Incorrect: • Clinical data suggests that the isolates acquire echinocandin resistance. Correct: • Clinical data suggest that the isolates acquire echinocandin resistance.
Incorrect: • Our data indicates that the tumors grew by clonal expansion. Correct: • Our data indicate that the tumors grew by clonal expansion.
Incorrect: • The data relies on self-reporting by voluntary participants. Correct: • The data rely on self-reporting by voluntary participants.
➛Toward or towards? Upward or upwards? Either usage is technically correct. Merriam-Webster’s Dictionary of English Usage offers this guidance, which I follow when editing: the “ward” version is typically used in American English, and the “wards” form is more commonly used in British English.
• The hatchlings headed toward the ocean… (American English) • The strategy is oriented towards restoring stream channel morphology (British English)
Impact, affect, effect
Writers often use impact as a synonym for effect (noun, an effect of something) or affect (verb, to affect something). However, impact carries a connotation of force and can suggest a negative effect. Effect and affect are more neutral terms when force is not implied. Here are the definitions:
➛Impact: a forceful coming together; collision; forceful contact; strong influence. • The Fukushima nuclear power plant accident had significant impacts on aquatic invertebrates.

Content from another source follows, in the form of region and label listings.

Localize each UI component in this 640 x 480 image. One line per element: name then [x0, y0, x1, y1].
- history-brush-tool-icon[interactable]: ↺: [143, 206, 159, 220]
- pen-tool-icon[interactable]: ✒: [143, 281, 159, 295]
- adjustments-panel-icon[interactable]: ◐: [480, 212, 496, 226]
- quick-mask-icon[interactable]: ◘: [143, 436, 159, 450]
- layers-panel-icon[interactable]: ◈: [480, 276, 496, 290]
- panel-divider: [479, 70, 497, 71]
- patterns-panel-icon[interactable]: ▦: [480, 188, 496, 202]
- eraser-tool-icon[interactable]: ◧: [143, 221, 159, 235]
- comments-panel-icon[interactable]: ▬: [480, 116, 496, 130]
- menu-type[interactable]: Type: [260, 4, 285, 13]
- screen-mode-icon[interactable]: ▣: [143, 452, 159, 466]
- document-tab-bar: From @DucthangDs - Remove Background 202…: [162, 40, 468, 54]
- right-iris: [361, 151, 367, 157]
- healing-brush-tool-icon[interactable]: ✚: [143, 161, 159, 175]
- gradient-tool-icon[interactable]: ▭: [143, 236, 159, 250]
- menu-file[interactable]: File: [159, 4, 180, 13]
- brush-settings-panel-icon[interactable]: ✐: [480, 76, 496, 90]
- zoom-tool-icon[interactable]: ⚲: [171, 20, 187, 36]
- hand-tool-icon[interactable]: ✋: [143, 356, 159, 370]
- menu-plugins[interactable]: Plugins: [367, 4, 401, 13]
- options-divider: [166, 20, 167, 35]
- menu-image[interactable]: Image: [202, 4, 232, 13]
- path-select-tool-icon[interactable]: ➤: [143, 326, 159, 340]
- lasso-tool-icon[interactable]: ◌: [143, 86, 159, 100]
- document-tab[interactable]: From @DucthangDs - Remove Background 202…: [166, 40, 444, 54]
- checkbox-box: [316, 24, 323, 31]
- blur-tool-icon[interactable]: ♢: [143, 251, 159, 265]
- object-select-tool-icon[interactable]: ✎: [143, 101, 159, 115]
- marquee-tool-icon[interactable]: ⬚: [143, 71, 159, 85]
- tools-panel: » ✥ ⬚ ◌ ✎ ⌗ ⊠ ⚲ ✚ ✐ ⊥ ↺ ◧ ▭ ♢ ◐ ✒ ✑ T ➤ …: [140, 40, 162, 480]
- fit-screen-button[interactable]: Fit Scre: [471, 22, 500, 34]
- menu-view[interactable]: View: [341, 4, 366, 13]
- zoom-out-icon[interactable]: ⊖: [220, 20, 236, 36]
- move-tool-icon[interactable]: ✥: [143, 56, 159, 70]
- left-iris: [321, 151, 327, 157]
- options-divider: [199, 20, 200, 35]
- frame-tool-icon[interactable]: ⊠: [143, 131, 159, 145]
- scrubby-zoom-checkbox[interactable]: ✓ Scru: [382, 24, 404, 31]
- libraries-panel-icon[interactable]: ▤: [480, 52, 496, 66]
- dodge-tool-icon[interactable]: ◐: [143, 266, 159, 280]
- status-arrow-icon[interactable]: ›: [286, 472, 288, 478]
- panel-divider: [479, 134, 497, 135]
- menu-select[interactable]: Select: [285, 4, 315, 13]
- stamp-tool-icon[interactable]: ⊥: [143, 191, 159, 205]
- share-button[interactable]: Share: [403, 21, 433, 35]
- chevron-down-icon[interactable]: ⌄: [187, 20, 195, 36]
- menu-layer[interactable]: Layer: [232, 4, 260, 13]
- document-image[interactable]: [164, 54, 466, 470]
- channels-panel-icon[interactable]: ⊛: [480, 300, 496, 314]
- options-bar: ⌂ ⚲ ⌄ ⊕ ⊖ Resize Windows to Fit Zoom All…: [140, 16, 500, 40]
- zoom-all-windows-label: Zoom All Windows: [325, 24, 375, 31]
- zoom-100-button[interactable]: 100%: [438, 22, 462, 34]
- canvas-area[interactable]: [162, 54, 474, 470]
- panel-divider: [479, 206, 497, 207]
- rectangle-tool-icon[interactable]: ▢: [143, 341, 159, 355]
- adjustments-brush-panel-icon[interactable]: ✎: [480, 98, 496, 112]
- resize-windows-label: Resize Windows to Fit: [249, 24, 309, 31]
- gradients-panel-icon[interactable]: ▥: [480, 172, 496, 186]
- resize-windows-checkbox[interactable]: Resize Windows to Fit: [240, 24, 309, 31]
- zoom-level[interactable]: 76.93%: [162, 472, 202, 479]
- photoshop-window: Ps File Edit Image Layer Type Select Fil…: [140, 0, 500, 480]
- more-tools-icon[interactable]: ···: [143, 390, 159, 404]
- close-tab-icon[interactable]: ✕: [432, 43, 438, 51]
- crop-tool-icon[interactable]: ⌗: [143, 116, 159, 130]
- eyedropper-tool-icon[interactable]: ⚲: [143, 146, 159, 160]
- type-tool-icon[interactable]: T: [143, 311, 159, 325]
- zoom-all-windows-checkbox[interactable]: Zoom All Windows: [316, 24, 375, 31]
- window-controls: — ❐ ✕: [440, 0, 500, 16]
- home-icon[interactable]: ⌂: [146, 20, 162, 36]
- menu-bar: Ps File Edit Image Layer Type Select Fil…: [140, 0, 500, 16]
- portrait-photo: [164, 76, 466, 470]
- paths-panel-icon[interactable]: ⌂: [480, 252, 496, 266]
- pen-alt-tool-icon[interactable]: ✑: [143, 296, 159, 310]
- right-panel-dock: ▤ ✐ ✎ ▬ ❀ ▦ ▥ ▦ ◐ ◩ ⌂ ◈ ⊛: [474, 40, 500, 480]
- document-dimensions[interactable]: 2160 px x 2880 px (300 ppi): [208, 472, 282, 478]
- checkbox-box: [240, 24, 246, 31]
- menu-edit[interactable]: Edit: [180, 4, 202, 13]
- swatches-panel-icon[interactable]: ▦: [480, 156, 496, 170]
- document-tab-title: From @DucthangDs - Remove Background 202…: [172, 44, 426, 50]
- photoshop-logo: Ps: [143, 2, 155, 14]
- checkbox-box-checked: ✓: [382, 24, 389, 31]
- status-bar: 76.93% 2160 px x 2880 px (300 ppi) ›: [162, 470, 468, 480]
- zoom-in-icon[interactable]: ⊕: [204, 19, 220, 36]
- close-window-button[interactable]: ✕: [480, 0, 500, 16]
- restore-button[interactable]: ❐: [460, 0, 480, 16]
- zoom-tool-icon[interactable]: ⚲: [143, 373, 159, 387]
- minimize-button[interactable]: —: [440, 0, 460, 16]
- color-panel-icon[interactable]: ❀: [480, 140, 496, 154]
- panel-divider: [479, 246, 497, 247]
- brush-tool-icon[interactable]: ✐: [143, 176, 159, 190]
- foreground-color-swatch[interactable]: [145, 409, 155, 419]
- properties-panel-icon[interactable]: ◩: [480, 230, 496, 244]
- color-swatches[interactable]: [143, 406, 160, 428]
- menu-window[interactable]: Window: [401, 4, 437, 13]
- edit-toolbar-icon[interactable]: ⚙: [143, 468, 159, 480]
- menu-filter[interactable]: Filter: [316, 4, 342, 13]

➛Effect: a result or consequence of something; an impression produced. • Target genes were overexpressed to determine their effects on fertility.
➛Affect: to produce a change in; to act upon or influence. • Plant root exudates affected the composition of the microbial community in the rhizosphere.
➛Other alternatives to impact include: result, consequence, influence, outcome
The distinction between intermittent and periodic lies in whether the subject occurs regularly or irregularly. Intermittent refers to irregular events; periodic can refer to either regular or irregular events.
➛Intermittent: alternately stopping and starting or functioning and not functioning; occurring at irregular intervals. • An intermittent land bridge linked the eastern Palaearctic to the New World. • The intermittent stream had been dry for three years.
➛Periodic: recurring at either regular or irregular intervals of time. • Oxygen concentrations in the hydroponic solutions were monitored periodically (every 4 h). • Although we heard periodic calls, we never saw the Swainson’s thrush.
Since, because, as
➛Because is used to show a causal relationship. • Because the reagents were volatile, the process occurred quickly.
➛Since and as are used to show temporal relationships. • The new instrument arrived just as our samples were ready to be processed. (NOT As we had many samples and our analyzer had broken, we ordered a new instrument.) • Sea surface levels have changed significantly since the Pleistocene.
➛While indicates time. Although suggests conditionality and is synonymous with but and however.
➛While is commonly used to express the meaning although, and it is generally understood in that context. • While some wetlands are naturally isolated, human activity is a major contributing factor in wetland isolation.
However, while should not be used in place of although or however when the resulting meaning would be unclear. Consider the sentence • While the site was in full sun, the conditions were not ideal for growth. A reader could interpret this sentence to mean that conditions were not ideal when the site was in full sun. This sentence can be clarified by replacing while with although.
- While is used appropriately in the following sentences: • The samples were incubated while the gels were prepared. • The low-oxygen environment inhibits aerobic microbial activity while stimulating activity of facultative and obligate anaerobes. • Wetland plants take up nutrients, while their hydric soils chemically bind other pollutants.
- Note that and or but can often be substituted for while: • The low-oxygen environment inhibits aerobic microbial activity and stimulates the activity of facultative and obligate anaerobes. • Wetland plants take up nutrients, and their hydric soils chemically bind other pollutants.